As a supplier, Nicaragua ranks seventh as El Salvador’s main trading partners. As a buyer, Nicaragua climbs to fourth place, after the United States, Honduras and Guatemala. Between January and October, exports from El Salvador to Nicaragua fell by 2.8%. But the situation affected the Salvadoran trade with three other countries, including Costa Rica and Panama, causing a fall of 14 million dollars.
From January to June, comparing 2017 and 2018, the value of exports from Honduras to Nicaragua fell from 110 to 102 million dollars.

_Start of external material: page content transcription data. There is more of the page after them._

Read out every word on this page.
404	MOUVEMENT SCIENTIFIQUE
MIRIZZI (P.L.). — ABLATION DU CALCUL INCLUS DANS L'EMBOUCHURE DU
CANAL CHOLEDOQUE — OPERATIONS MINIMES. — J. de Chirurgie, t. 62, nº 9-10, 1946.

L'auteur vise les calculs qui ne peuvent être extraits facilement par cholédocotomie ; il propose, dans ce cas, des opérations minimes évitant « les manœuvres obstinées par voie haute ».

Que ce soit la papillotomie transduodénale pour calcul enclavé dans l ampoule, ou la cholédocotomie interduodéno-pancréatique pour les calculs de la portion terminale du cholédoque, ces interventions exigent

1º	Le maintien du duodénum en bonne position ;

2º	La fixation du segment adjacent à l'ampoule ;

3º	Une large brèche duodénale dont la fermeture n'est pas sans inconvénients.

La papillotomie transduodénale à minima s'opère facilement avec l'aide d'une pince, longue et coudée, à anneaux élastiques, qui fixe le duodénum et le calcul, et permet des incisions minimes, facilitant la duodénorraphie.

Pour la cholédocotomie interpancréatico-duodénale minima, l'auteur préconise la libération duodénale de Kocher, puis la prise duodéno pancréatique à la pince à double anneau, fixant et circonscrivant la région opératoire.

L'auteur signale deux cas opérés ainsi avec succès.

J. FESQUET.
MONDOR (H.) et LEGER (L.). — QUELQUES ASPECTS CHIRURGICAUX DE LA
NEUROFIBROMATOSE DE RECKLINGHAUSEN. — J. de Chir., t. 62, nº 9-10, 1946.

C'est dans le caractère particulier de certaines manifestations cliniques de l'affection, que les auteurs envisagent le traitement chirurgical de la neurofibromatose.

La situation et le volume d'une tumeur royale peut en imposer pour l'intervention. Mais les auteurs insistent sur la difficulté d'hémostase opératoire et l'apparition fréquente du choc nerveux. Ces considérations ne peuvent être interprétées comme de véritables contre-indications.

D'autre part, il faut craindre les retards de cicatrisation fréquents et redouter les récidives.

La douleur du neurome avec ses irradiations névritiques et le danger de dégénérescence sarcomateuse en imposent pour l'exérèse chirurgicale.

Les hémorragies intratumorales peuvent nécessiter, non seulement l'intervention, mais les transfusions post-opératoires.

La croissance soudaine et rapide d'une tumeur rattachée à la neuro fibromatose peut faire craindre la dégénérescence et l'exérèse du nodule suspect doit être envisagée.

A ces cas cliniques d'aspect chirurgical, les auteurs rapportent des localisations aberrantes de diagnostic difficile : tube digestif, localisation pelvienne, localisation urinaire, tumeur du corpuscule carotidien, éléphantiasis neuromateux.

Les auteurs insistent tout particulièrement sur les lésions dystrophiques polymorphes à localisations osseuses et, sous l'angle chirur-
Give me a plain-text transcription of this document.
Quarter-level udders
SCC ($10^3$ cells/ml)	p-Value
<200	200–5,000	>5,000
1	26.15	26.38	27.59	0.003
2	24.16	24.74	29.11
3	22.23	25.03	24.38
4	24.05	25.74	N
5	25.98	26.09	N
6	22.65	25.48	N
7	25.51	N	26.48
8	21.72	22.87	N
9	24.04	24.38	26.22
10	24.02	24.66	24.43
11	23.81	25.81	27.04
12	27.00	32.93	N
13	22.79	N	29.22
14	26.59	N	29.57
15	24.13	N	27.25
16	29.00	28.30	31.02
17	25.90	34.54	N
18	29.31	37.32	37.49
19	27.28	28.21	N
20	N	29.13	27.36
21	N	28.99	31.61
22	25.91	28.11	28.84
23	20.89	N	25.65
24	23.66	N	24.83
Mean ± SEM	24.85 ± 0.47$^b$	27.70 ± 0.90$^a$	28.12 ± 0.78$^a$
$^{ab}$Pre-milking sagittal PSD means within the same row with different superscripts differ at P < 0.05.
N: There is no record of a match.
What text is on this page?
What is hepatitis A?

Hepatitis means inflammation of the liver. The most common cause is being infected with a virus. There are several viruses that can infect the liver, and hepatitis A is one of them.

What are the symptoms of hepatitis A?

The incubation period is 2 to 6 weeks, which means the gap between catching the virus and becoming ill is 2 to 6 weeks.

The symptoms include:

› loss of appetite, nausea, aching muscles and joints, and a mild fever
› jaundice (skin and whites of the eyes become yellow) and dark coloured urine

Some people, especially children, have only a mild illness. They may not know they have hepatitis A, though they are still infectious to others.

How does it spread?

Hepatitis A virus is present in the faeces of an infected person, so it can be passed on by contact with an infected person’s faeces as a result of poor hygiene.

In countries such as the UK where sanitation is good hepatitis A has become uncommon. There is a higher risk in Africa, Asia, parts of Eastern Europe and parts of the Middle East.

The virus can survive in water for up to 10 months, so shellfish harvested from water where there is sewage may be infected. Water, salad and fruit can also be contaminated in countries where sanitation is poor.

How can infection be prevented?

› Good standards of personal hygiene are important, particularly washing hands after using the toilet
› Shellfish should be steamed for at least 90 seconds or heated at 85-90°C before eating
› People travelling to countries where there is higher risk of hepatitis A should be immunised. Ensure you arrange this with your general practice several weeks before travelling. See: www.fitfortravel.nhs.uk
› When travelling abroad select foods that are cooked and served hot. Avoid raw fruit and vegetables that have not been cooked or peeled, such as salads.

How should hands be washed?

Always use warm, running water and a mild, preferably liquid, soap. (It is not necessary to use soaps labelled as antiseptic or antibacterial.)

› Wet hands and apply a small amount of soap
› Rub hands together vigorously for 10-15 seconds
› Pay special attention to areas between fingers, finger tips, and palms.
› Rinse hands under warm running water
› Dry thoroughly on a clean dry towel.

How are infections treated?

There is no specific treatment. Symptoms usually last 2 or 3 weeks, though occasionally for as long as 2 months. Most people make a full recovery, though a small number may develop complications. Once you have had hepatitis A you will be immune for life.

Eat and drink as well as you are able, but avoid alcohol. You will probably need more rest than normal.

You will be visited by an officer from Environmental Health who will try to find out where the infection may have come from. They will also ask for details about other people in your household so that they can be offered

Once again, the problem is Nicaragua’s waning demand, which will be felt more in the coming months, as we immerse ourselves in the depression which economists Nestor Avendaño and Jose Luis Medal have been warning.
Under these conditions, “gringo pragmatism” takes a turn from tolerance to identifying Nicaragua as a problem in itself. A problem that could be the fuel that sets fire to the region where there is repudiation of electoral fraud by Juan Orlando Hernández and where state and criminal violence is expressed in caravans of Honduran migrants. In Guatemala, there is a risk of a criminal pact reversing the achievements of the International Commission against Impunity in Guatemala (CICIG) in years of hard struggle against corruption and organized crime.
The region was already on fire. The repression of Ortega came to spray gasoline because the fall of consumer demand in Nicaragua will have an impact on the economies of the region, aggravating the problems of unemployment and low incomes. Honduras and Guatemala only see Ortega’s permanence as an additional problem. And El Salvador, where the FMLN is about to overwhelmingly lose the next elections, will no longer be the unconditional ally that it was in forums like the OAS General Assembly.
All these are factors will strengthen the position of the United States government, which never was an ally of Ortega. If Ortega thought so, we can apply what political analyst Richard Feinberg told Somoza on the eve of his fall: “the United States has no permanent allies, we have interests and our interest at this moment is stability.”